Dentro do beco, Delma Domingues de Carvalho, 40 anos, 8 filhos, eleitora do PT - afinal, o preço do saco de arroz, de R$ 10 na era pré-Lula, caiu 50% -, conta com um sorriso triste a história do filho que se envolveu com aqueles de fora. Alex foi pela primeira vez para a Febem com 9 anos; teve outra internação aos 11 e a última aos 16. Depois dos 18, oito meses no presídio. Delma acompanhou o filho na Febem; não foi visitá-lo no presídio. "A gente tem que dar uma prensa", fala para Sônia Pereira da Silva, aidética, que descobriu a doença há quatro anos porque o marido ficou doente antes. Ainda assim, teve mais dois filhos. Cria mais a neta, de uma filha de 21 que está na cadeia. "Adolescente, não trabalhava, ficava sonhando com roupa nova de shopping e roubou uma." Era para ficar presa um ano, está há mais. "Não tenho como ir no fórum. Cuido dela, ou das crianças".

Nem Sônia, nem Delma recebem Bolsa Família. Não sabem dizer por que - apenas que a burocracia encaminhou alguma coisa errada. Sônia não recebe benefício do INSS por ser aidética. A médica do posto diz que ela tem apenas uma doença; precisaria de ter três. As duas estão desempregadas. Vivem do programa social de Vasco Pires de Freitas, o seu Vasco da favela, 73 anos, espírita e petista, que há 32 anos desvia da família parte de seus rendimentos para ajudar os pobres da comunidade. As duas votam no PT. "Sei que os alimentos ficaram mais baratos", diz Sônia. A aidética diz que a fé a mantém viva. Delma afirma que, para ela, são os poemas. Ela não estudou mais de dois anos, mas desabafa poemas, quase que sem erros, em cadernos universitários espirais. Fez um para Alex, que chama "Desajustado". "Apronta, escapa/ Faz a vida certa, faz a vida errada/ Traz no corpo cicatrizes de seus vários deslizes (...) Aos 17, na Febem, a partir dos 18... / Responder? Só a ele convém".

Dulcinéia Freitas Machado, que vende cachorro-quente para disfarçar o desemprego, cuida de porção de filhos. A filha Lélia, 19 anos, tem uma criança de 2, outro chegando e o marido na cadeia. A vida é dura e Dulcinéia nem vontade de votar tem.

Vida na favela é quase sempre de mulher cheia de filho e sem marido.
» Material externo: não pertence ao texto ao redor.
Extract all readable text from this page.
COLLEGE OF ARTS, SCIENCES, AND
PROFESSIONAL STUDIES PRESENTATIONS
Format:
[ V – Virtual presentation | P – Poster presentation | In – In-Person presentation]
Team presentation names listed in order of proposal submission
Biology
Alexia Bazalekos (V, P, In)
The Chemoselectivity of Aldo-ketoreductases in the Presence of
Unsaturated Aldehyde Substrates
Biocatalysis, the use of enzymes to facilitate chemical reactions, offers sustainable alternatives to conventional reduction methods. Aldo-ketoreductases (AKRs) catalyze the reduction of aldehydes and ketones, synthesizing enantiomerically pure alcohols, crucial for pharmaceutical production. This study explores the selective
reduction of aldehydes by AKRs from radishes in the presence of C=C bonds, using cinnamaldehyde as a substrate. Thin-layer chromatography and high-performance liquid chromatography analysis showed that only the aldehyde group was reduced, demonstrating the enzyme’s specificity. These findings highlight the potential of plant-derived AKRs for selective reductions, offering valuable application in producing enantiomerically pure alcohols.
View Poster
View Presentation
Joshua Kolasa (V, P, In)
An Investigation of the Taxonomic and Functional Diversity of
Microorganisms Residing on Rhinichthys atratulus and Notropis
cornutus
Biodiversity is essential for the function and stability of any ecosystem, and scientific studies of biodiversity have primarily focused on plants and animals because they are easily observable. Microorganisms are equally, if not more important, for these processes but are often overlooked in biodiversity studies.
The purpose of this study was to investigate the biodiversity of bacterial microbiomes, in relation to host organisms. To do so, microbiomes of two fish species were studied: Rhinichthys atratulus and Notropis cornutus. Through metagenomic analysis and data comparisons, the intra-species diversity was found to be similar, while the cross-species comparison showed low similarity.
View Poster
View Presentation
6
Maria Arruda é exceção, em parte. Tem onze filhos, mas tem marido - Nelson Gonçalo da Silva, que se apresenta como sambista e pedreiro. Maria diz que vota em Alckmin. Depois fica com pena do seu Vasco, diz que vai pensar.

Descendo a favela, entre o pessoal do conjunto da Cohab de Itaquera é mais fácil encontrar eleitores de Alckmin. Mas nem tanto. Norma Prates diz que votou nos tucanos para presidente e para o governo. E confessa que anulou os votos para deputados federal e estadual. "Todo mundo diz que o Alckmin é sem-graça, é picolé de chuchu, mas a política não tem graça mesmo". Francisco Elmas também fechou com os tucanos, acha que conseguiu um bom candidato para federal, mas deixou em branco o estadual. Adailton Salvalagio, de 25 anos, protestou com o voto: ex-eleitor do PT, votou P-SOL, de alto a baixo. Mas Jaime Braga, ex-metalúrgico, não abandonou o sonho: cravou Lula de novo. "Com toda essa bagunça, ainda é um dos melhores".

O fiscal do PT Marcílio Vieira Lima, também morador da Cohab, olha o desânimo da eleição. No bairro, mesmo com um eleitorado ainda dos tempos do malufismo, Lula é forte. Mas a eleição está sem-graça. Quando entrou no PT, logo no início do partido, a militância contava. Depois foi acabando. É de lá um dos três únicos núcleos de base que sobraram da origem do PT. Hoje é a máquina que conta. Lima diz que ele, e outros militantes, estão esperando acabar a eleição. Depois, vão acertar contas com os "companheiros" que fizeram bobagem. "Tem muita gente brava".